Restricted Access Thesis

Degree Name

Master of Science in Environmental Science and Policy

Department

Department of Environmental Science and Policy

Thesis Advisor

Kerry L. Yurewicz,

Committee Member

Brian Eisenhauer

Committee Member

Steve Kah

Committee Member

Rick van de Poll

Abstract

Development has been shown to alter the physical, chemical, and biological characteristics of water bodies, leading to degraded water quality. Maintaining water quality while allowing for growth presents a major challenge for communities. The Lake Waukewan watershed encompasses five towns in the rapidly-growing Lakes Region of New Hampshire, and the lake is the public drinking water supply for the Town of Meredith. Over the past decade, water quality has declined as population has increased, and watershed towns responded by creating a watershed management plan. To establish baseline water quality data for the watershed and to identify potential areas in the watershed that posed threats to lake water quality, we analyzed physical habitat andwater chemistryat12 tributary sites, and physical habitat and macroinvertebrate community composition at six tributary sites. Water quality was generally good throughout the watershed, indicated by intact riparian zones, the predominance of forest cover, and average diversity for first-and second-order streams.
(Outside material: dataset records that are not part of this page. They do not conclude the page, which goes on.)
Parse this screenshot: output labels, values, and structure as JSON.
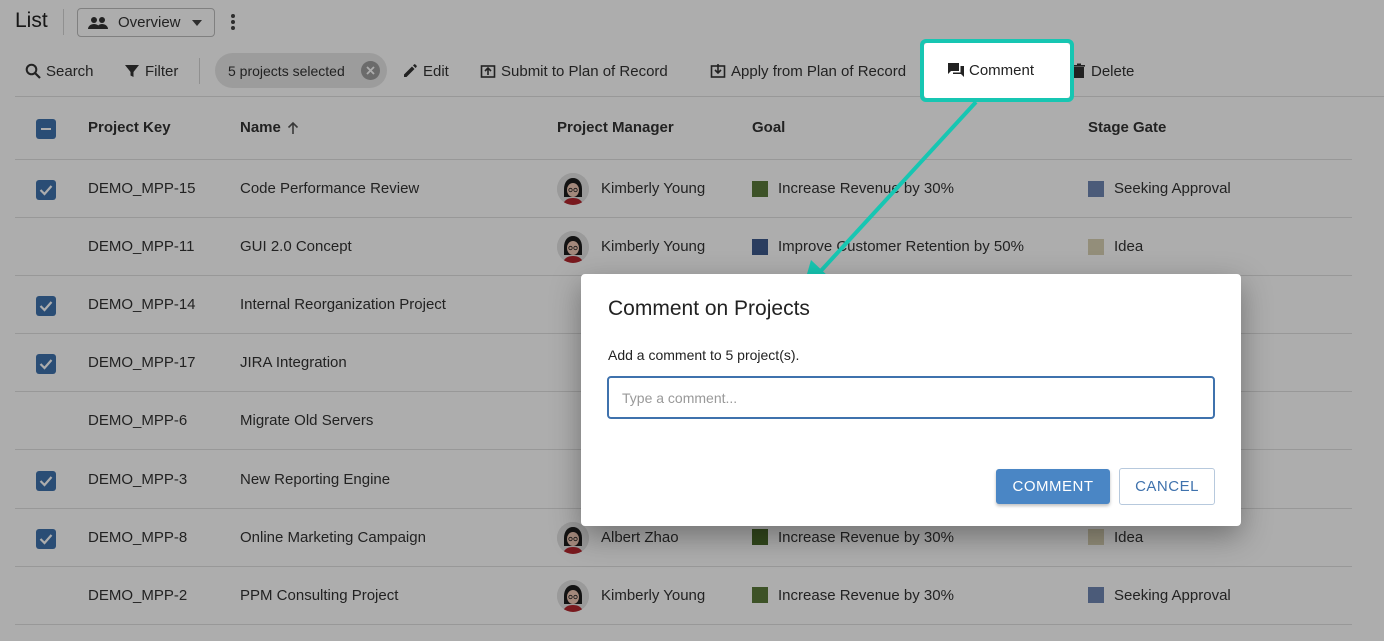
{
  "header": {
    "title": "List",
    "view_label": "Overview"
  },
  "toolbar": {
    "search": "Search",
    "filter": "Filter",
    "selection_chip": "5 projects selected",
    "edit": "Edit",
    "submit": "Submit to Plan of Record",
    "apply": "Apply from Plan of Record",
    "comment": "Comment",
    "delete": "Delete"
  },
  "table": {
    "columns": {
      "key": "Project Key",
      "name": "Name",
      "manager": "Project Manager",
      "goal": "Goal",
      "stage": "Stage Gate"
    },
    "rows": [
      {
        "checked": true,
        "key": "DEMO_MPP-15",
        "name": "Code Performance Review",
        "manager": "Kimberly Young",
        "goal": "Increase Revenue by 30%",
        "goal_color": "#5a7a3a",
        "stage": "Seeking Approval",
        "stage_color": "#6f86b3"
      },
      {
        "checked": false,
        "key": "DEMO_MPP-11",
        "name": "GUI 2.0 Concept",
        "manager": "Kimberly Young",
        "goal": "Improve Customer Retention by 50%",
        "goal_color": "#3f5b8c",
        "stage": "Idea",
        "stage_color": "#d9d2b4"
      },
      {
        "checked": true,
        "key": "DEMO_MPP-14",
        "name": "Internal Reorganization Project",
        "manager": "",
        "goal": "",
        "goal_color": "",
        "stage": "",
        "stage_color": ""
      },
      {
        "checked": true,
        "key": "DEMO_MPP-17",
        "name": "JIRA Integration",
        "manager": "",
        "goal": "",
        "goal_color": "",
        "stage": "",
        "stage_color": ""
      },
      {
        "checked": false,
        "key": "DEMO_MPP-6",
        "name": "Migrate Old Servers",
        "manager": "",
        "goal": "",
        "goal_color": "",
        "stage": "",
        "stage_color": ""
      },
      {
        "checked": true,
        "key": "DEMO_MPP-3",
        "name": "New Reporting Engine",
        "manager": "",
        "goal": "",
        "goal_color": "",
        "stage": "",
        "stage_color": ""
      },
      {
        "checked": true,
        "key": "DEMO_MPP-8",
        "name": "Online Marketing Campaign",
        "manager": "Albert Zhao",
        "goal": "Increase Revenue by 30%",
        "goal_color": "#4a6a2a",
        "stage": "Idea",
        "stage_color": "#d9d2b4"
      },
      {
        "checked": false,
        "key": "DEMO_MPP-2",
        "name": "PPM Consulting Project",
        "manager": "Kimberly Young",
        "goal": "Increase Revenue by 30%",
        "goal_color": "#5a7a3a",
        "stage": "Seeking Approval",
        "stage_color": "#6f86b3"
      }
    ]
  },
  "dialog": {
    "title": "Comment on Projects",
    "description": "Add a comment to 5 project(s).",
    "placeholder": "Type a comment...",
    "confirm": "COMMENT",
    "cancel": "CANCEL"
  },
  "colors": {
    "accent": "#3f72ad",
    "highlight": "#17c6b2",
    "primary_button": "#4a86c5"
  }
}
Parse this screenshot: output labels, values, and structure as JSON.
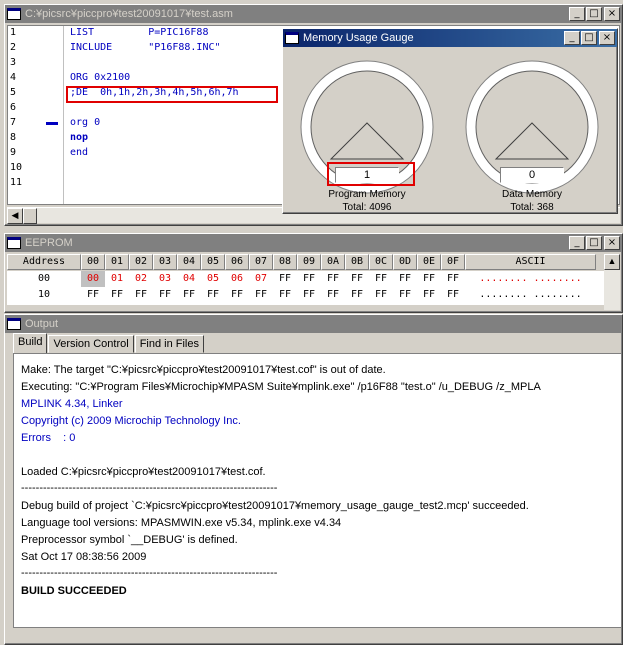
{
  "editor": {
    "title": "C:¥picsrc¥piccpro¥test20091017¥test.asm",
    "line_numbers": [
      "1",
      "2",
      "3",
      "4",
      "5",
      "6",
      "7",
      "8",
      "9",
      "10",
      "11"
    ],
    "lines": [
      {
        "text": "LIST         P=PIC16F88"
      },
      {
        "text": "INCLUDE      \"P16F88.INC\""
      },
      {
        "text": ""
      },
      {
        "text": "ORG 0x2100"
      },
      {
        "text": ";DE  0h,1h,2h,3h,4h,5h,6h,7h"
      },
      {
        "text": ""
      },
      {
        "text": "org 0"
      },
      {
        "text": "nop"
      },
      {
        "text": "end"
      },
      {
        "text": ""
      },
      {
        "text": ""
      }
    ]
  },
  "gauge": {
    "title": "Memory Usage Gauge",
    "program": {
      "value": "1",
      "label": "Program Memory",
      "total": "Total: 4096",
      "fraction": 0.0
    },
    "data": {
      "value": "0",
      "label": "Data Memory",
      "total": "Total: 368",
      "fraction": 0.0
    }
  },
  "eeprom": {
    "title": "EEPROM",
    "headers": [
      "Address",
      "00",
      "01",
      "02",
      "03",
      "04",
      "05",
      "06",
      "07",
      "08",
      "09",
      "0A",
      "0B",
      "0C",
      "0D",
      "0E",
      "0F",
      "ASCII"
    ],
    "rows": [
      {
        "addr": "00",
        "cells": [
          "00",
          "01",
          "02",
          "03",
          "04",
          "05",
          "06",
          "07",
          "FF",
          "FF",
          "FF",
          "FF",
          "FF",
          "FF",
          "FF",
          "FF"
        ],
        "ascii": "........ ........"
      },
      {
        "addr": "10",
        "cells": [
          "FF",
          "FF",
          "FF",
          "FF",
          "FF",
          "FF",
          "FF",
          "FF",
          "FF",
          "FF",
          "FF",
          "FF",
          "FF",
          "FF",
          "FF",
          "FF"
        ],
        "ascii": "........ ........"
      }
    ]
  },
  "output": {
    "title": "Output",
    "tabs": [
      "Build",
      "Version Control",
      "Find in Files"
    ],
    "lines": [
      "Make: The target \"C:¥picsrc¥piccpro¥test20091017¥test.cof\" is out of date.",
      "Executing: \"C:¥Program Files¥Microchip¥MPASM Suite¥mplink.exe\" /p16F88 \"test.o\" /u_DEBUG /z_MPLA",
      "MPLINK 4.34, Linker",
      "Copyright (c) 2009 Microchip Technology Inc.",
      "Errors    : 0",
      "",
      "Loaded C:¥picsrc¥piccpro¥test20091017¥test.cof.",
      "----------------------------------------------------------------------",
      "Debug build of project `C:¥picsrc¥piccpro¥test20091017¥memory_usage_gauge_test2.mcp' succeeded.",
      "Language tool versions: MPASMWIN.exe v5.34, mplink.exe v4.34",
      "Preprocessor symbol `__DEBUG' is defined.",
      "Sat Oct 17 08:38:56 2009",
      "----------------------------------------------------------------------",
      "BUILD SUCCEEDED"
    ]
  },
  "window_buttons": {
    "minimize": "_",
    "maximize": "□",
    "close": "×"
  },
  "colors": {
    "highlight": "#e00000",
    "code_blue": "#0000c0",
    "title_inactive": "#808080"
  }
}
Several subwatersheds, particularly those near the urbanized portion of Meredith, as well as southern New Hampton and Center Harbor, showed elevated conductance levels; higher than optimal phosphorus concentrations were found in scattered subwatersheds. Generally, chemical variables indicated declining water quality with increasing imperviousness; biological and habitat variables improved as impervious increased, in contrast to prior research. However, signs of biological stress were observed, including lower than expected abundance of sensitive taxa, dominance by oligochaetes and tolerant chironomids, and an imbalance in functional feeding groups. We believe that the small sampling size, the small range of impervious cover in the watershed, and the small size of the sampled streams may have masked the actual effects of imperviousness on habitat and diversity. Local riparian land use contributed more to instream habitat conditions than whole-watershed land use did; while whole-watershed land use patterns better determined water chemistry in streams. High priority should be placed on the Lower Reservoir, Upper Reservoir, Saywood Brook, Pollard Shores, Golf Course Drainage, and Monkey Pond sites.